The plan worked well in the first few weeks but the decentralised and militia based structure of the Yugoslav Army gave the Croats an opening to organise resistance. The fact that the YPA systematically massacred Croatian units they had defeater (as in the town of Vukovar) stiffened the resistance of the remaining Croatian Forces. Eventually they were able to stop the YPA's advance. The YPA now moved to indiscriminate warfare against the Croatian population and started shelling villages and towns. In Dubrovnik over 60% of the historic old town was damaged. By early 1992, the Serbian effort had run out of steam and stalemate ensued. In 1992, a fragile armistice was signed along the occupied territories on the map (in red)

The brutal killing of civilians by Serb Forces led to a diplomatic breakthrough. First, Germany recognised Croatia in 1991. Most western nations followed a year later. With this, the door opened for building secretly a Croatian Army of 100'000 men equipped with modern weapons, bought from Eastern Europe nations which had thrown off Communist dictatorship three years earlier.


In late 1994, the new Croatian Army was ready and launched a massive counterattack to retake occupied territories. By summer 1995, the Serbs were defeated - partially due to NATO's intervention which denied the Serbian Army the use of its Air Force. The war was basically over.

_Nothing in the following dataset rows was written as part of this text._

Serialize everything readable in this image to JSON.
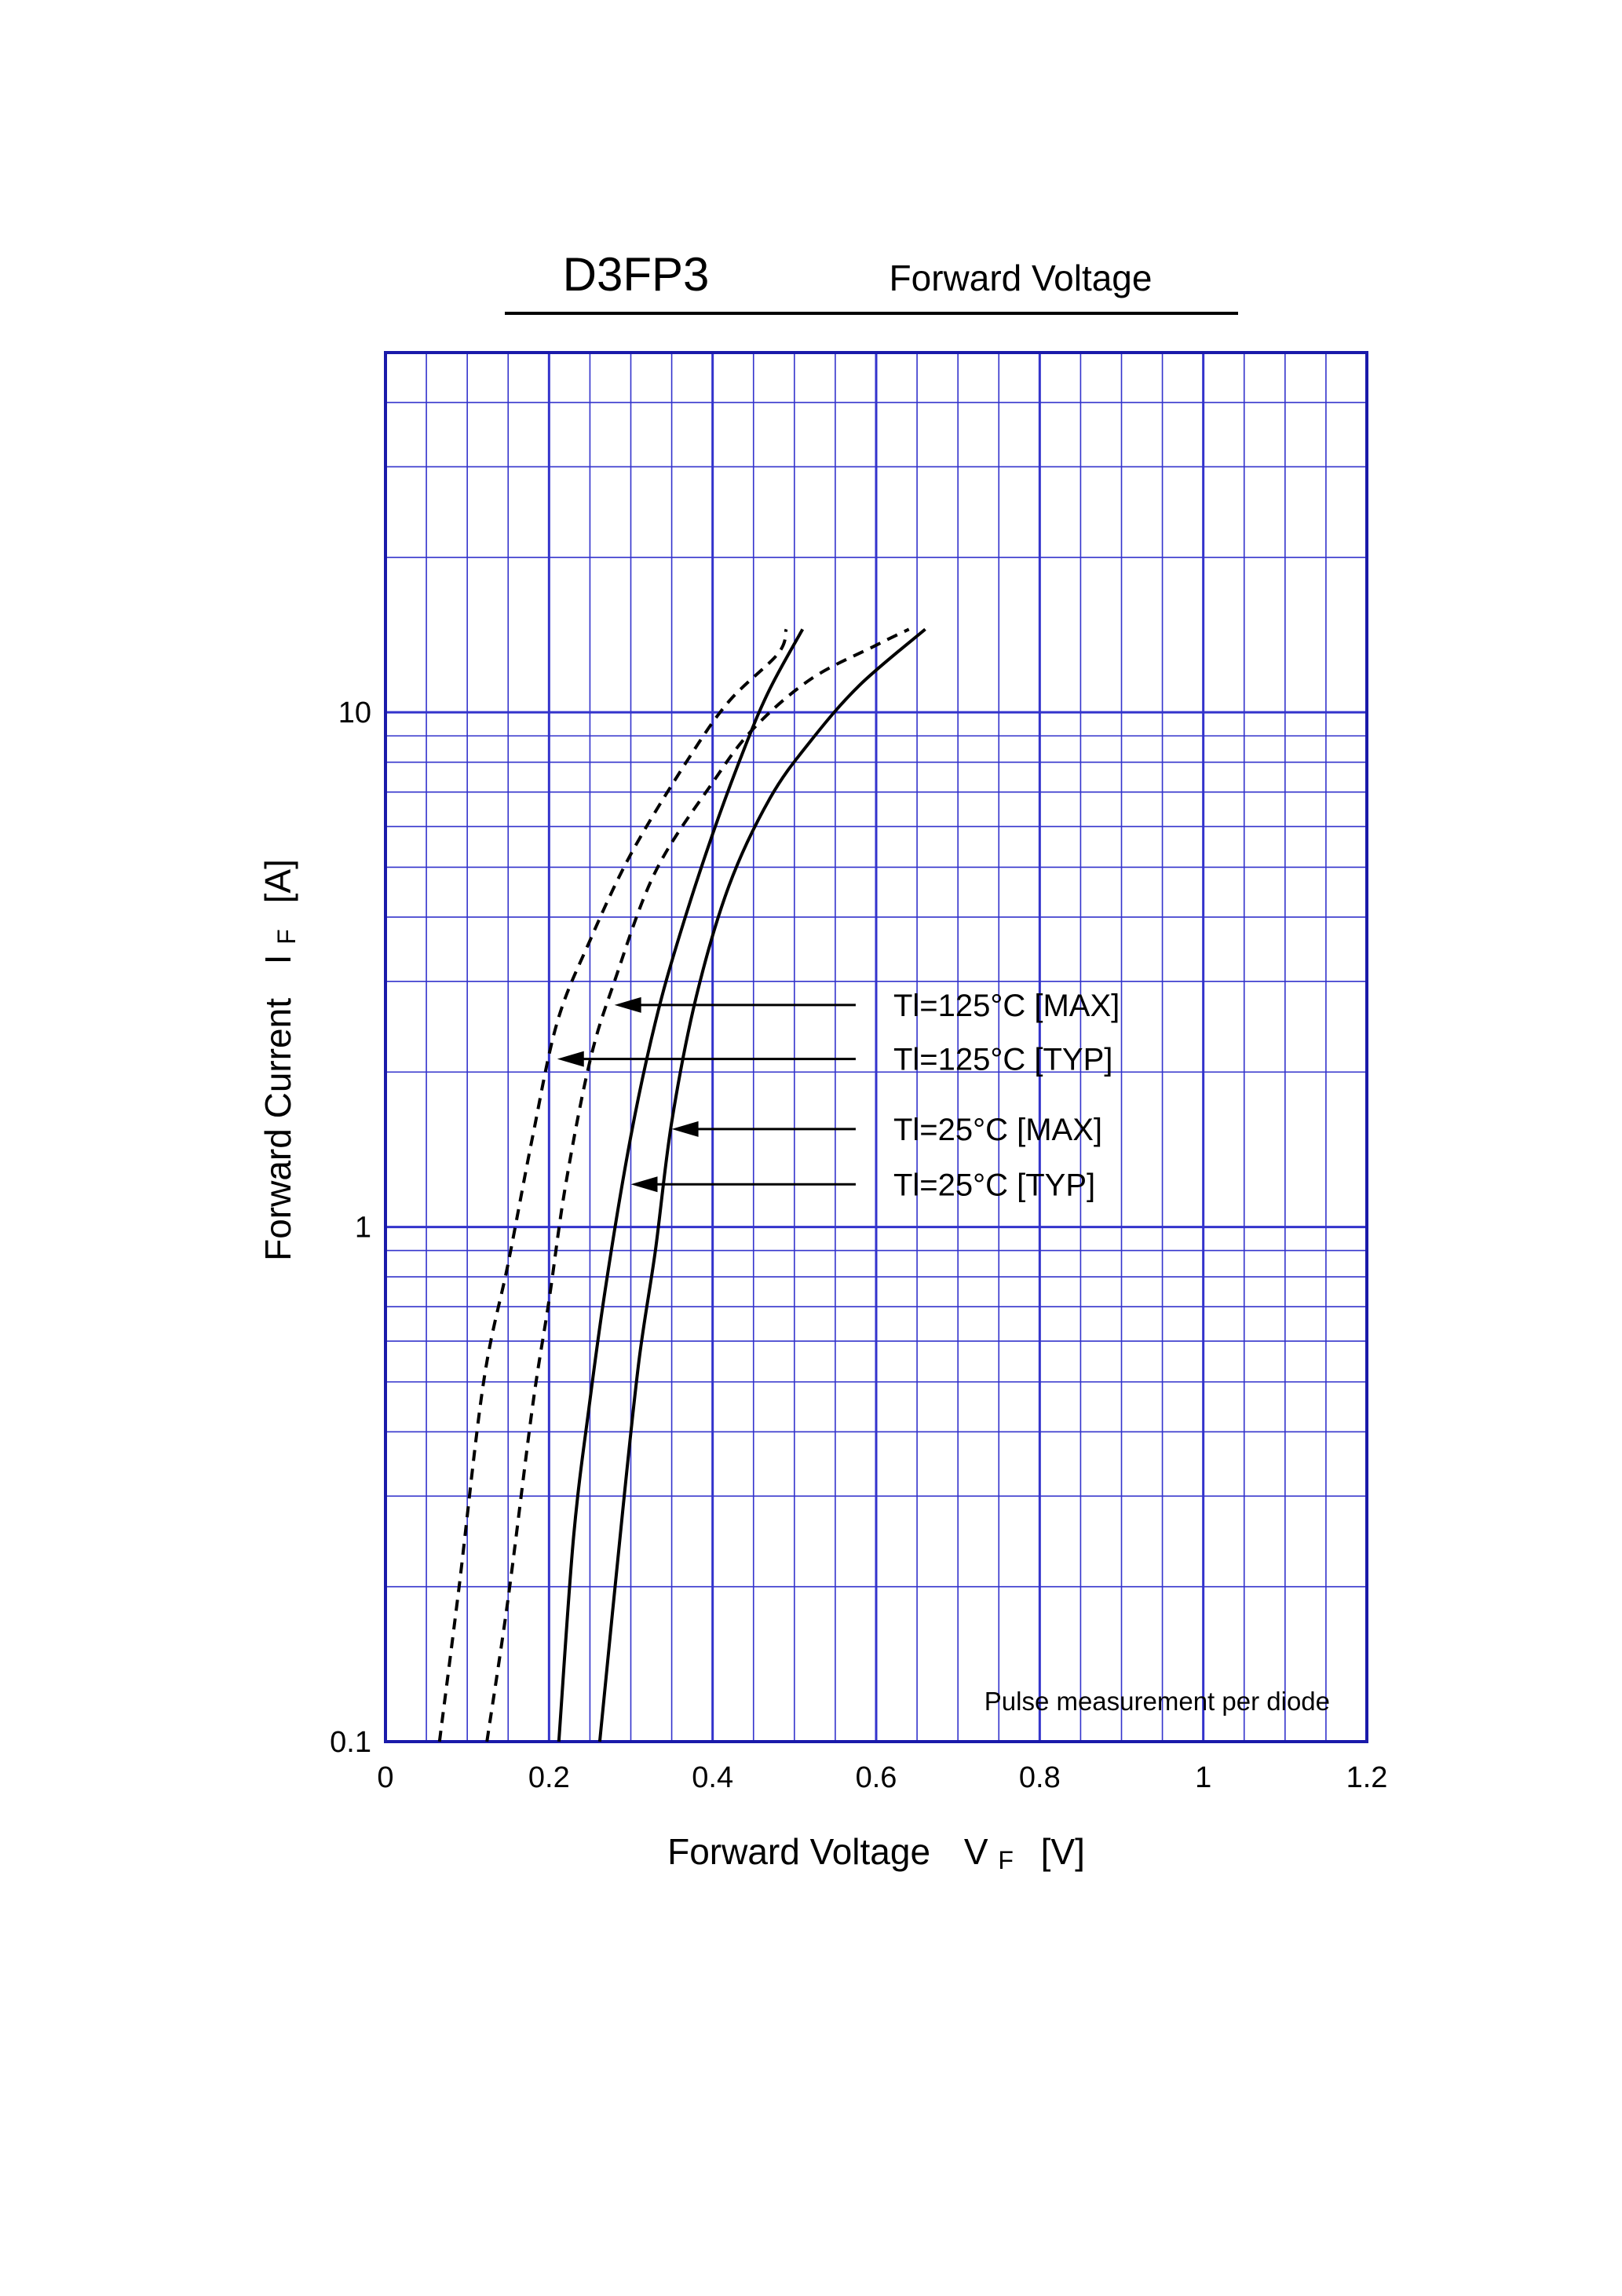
{
  "chart_data": {
    "type": "line",
    "title": "D3FP3",
    "subtitle": "Forward Voltage",
    "xlabel": "Forward Voltage",
    "xlabel_symbol": "V",
    "xlabel_subscript": "F",
    "xlabel_unit": "[V]",
    "ylabel": "Forward Current",
    "ylabel_symbol": "I",
    "ylabel_subscript": "F",
    "ylabel_unit": "[A]",
    "xlim": [
      0,
      1.2
    ],
    "ylim": [
      0.1,
      50
    ],
    "yscale": "log",
    "grid": true,
    "grid_color": "#3333cc",
    "frame_color": "#1a1aaa",
    "x_ticks": [
      "0",
      "0.2",
      "0.4",
      "0.6",
      "0.8",
      "1",
      "1.2"
    ],
    "y_ticks": [
      "0.1",
      "1",
      "10"
    ],
    "annotation": "Pulse measurement per diode",
    "series": [
      {
        "name": "Tl=125°C [MAX]",
        "style": "dashed",
        "points": [
          [
            0.124,
            0.1
          ],
          [
            0.15,
            0.19
          ],
          [
            0.18,
            0.45
          ],
          [
            0.2,
            0.72
          ],
          [
            0.22,
            1.2
          ],
          [
            0.25,
            2.1
          ],
          [
            0.28,
            3.0
          ],
          [
            0.33,
            4.9
          ],
          [
            0.4,
            7.3
          ],
          [
            0.45,
            9.3
          ],
          [
            0.52,
            11.6
          ],
          [
            0.6,
            13.5
          ],
          [
            0.64,
            14.5
          ]
        ]
      },
      {
        "name": "Tl=125°C [TYP]",
        "style": "dashed",
        "points": [
          [
            0.066,
            0.1
          ],
          [
            0.09,
            0.2
          ],
          [
            0.12,
            0.5
          ],
          [
            0.15,
            0.85
          ],
          [
            0.18,
            1.5
          ],
          [
            0.21,
            2.5
          ],
          [
            0.25,
            3.6
          ],
          [
            0.3,
            5.3
          ],
          [
            0.37,
            8.1
          ],
          [
            0.42,
            10.5
          ],
          [
            0.48,
            13.0
          ],
          [
            0.49,
            14.5
          ]
        ]
      },
      {
        "name": "Tl=25°C [MAX]",
        "style": "solid",
        "points": [
          [
            0.262,
            0.1
          ],
          [
            0.29,
            0.28
          ],
          [
            0.31,
            0.55
          ],
          [
            0.33,
            0.9
          ],
          [
            0.35,
            1.6
          ],
          [
            0.38,
            2.8
          ],
          [
            0.42,
            4.6
          ],
          [
            0.47,
            6.8
          ],
          [
            0.52,
            8.8
          ],
          [
            0.58,
            11.3
          ],
          [
            0.66,
            14.5
          ]
        ]
      },
      {
        "name": "Tl=25°C [TYP]",
        "style": "solid",
        "points": [
          [
            0.212,
            0.1
          ],
          [
            0.23,
            0.25
          ],
          [
            0.25,
            0.46
          ],
          [
            0.27,
            0.78
          ],
          [
            0.3,
            1.5
          ],
          [
            0.33,
            2.5
          ],
          [
            0.36,
            3.7
          ],
          [
            0.4,
            5.8
          ],
          [
            0.44,
            8.6
          ],
          [
            0.47,
            11.1
          ],
          [
            0.51,
            14.5
          ]
        ]
      }
    ],
    "arrows": [
      {
        "series": "Tl=125°C [MAX]",
        "tip": [
          0.28,
          2.7
        ],
        "tail_x": 0.575
      },
      {
        "series": "Tl=125°C [TYP]",
        "tip": [
          0.21,
          2.12
        ],
        "tail_x": 0.575
      },
      {
        "series": "Tl=25°C [MAX]",
        "tip": [
          0.35,
          1.55
        ],
        "tail_x": 0.575
      },
      {
        "series": "Tl=25°C [TYP]",
        "tip": [
          0.3,
          1.21
        ],
        "tail_x": 0.575
      }
    ]
  }
}
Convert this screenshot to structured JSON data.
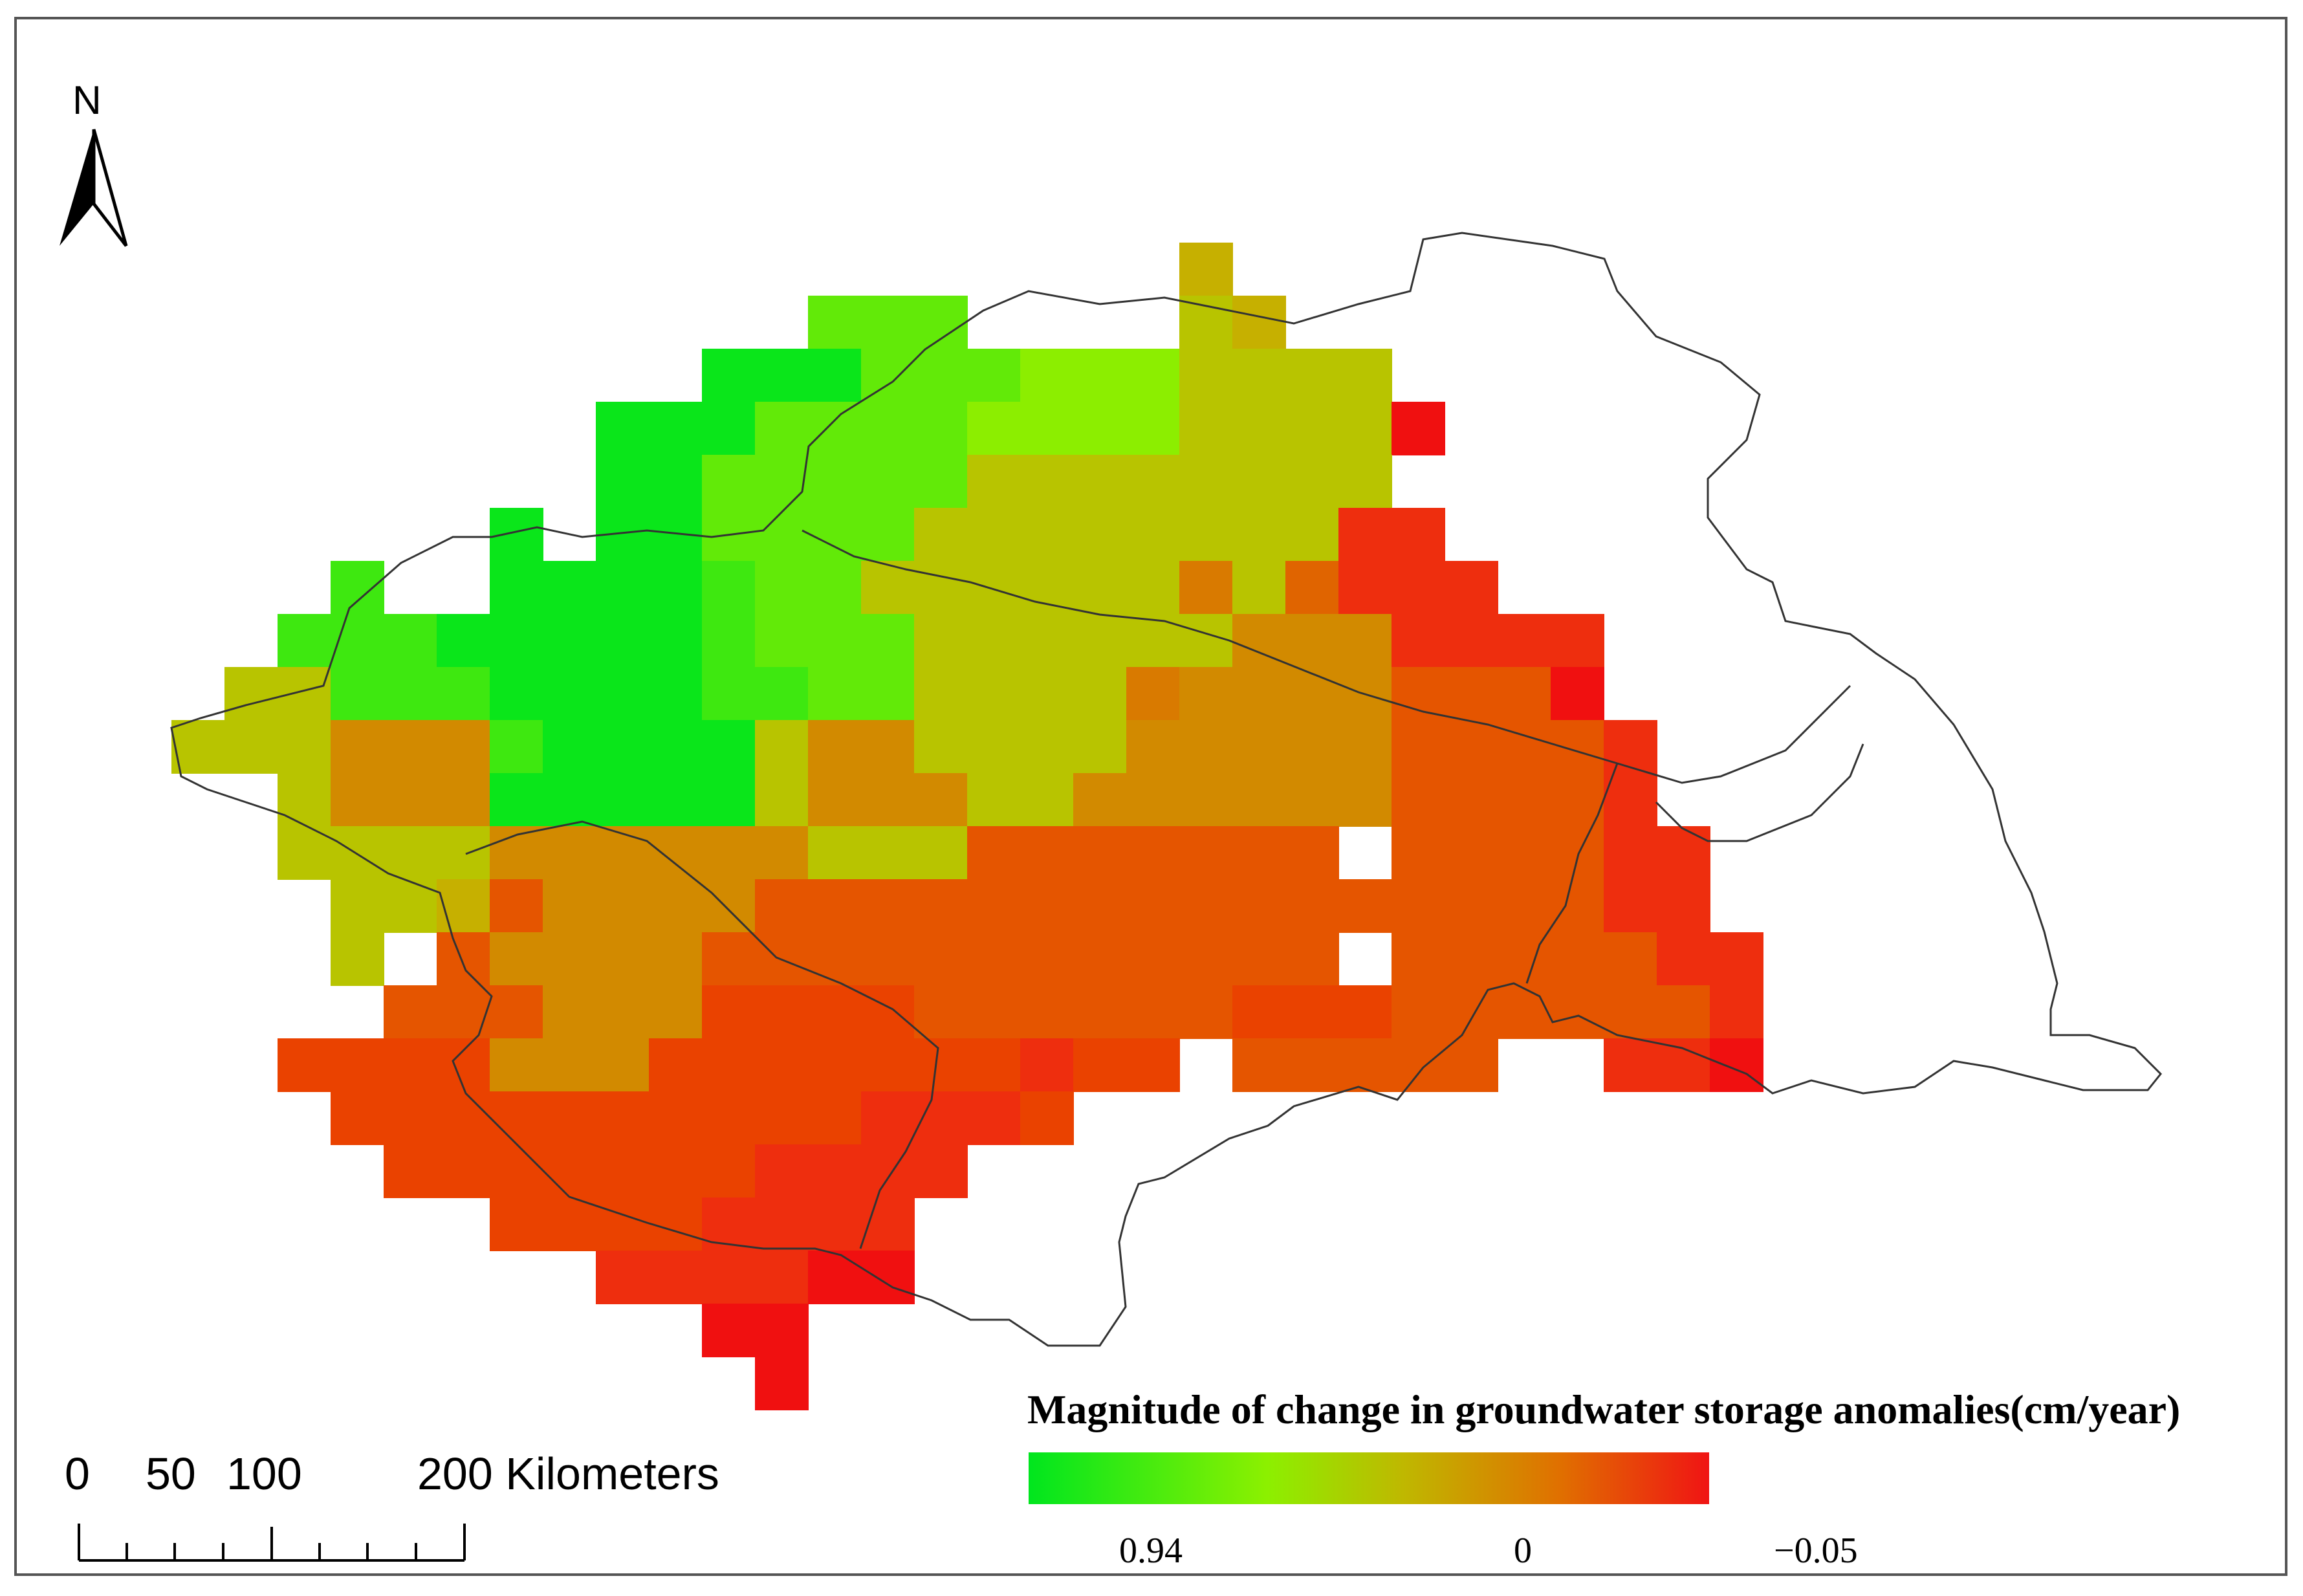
{
  "map": {
    "north_label": "N",
    "legend": {
      "title": "Magnitude of change in groundwater storage anomalies(cm/year)",
      "labels": {
        "high": "0.94",
        "mid": "0",
        "low": "−0.05"
      },
      "colors": [
        "#00e61e",
        "#8cf000",
        "#bfb800",
        "#e07000",
        "#f01414"
      ]
    },
    "scale_bar": {
      "labels": [
        "0",
        "50",
        "100",
        "200 Kilometers"
      ]
    },
    "boundary_color": "#333333",
    "grid_color_scale": "green (increase) to red (decrease)"
  }
}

The Serbian population in Croatia was forced to flee. Ethnic cleansing was not just a tool used by the Serbs.


There are many memorials along the coast. We found them in Dubrovnik, Split, Sibenic and Zadar. Most of the war damage has been repaired. Towns and villages look pretty and inviting again. The scars in the souls of the people who had to go through this experience remain deep - you will hear them talk about it.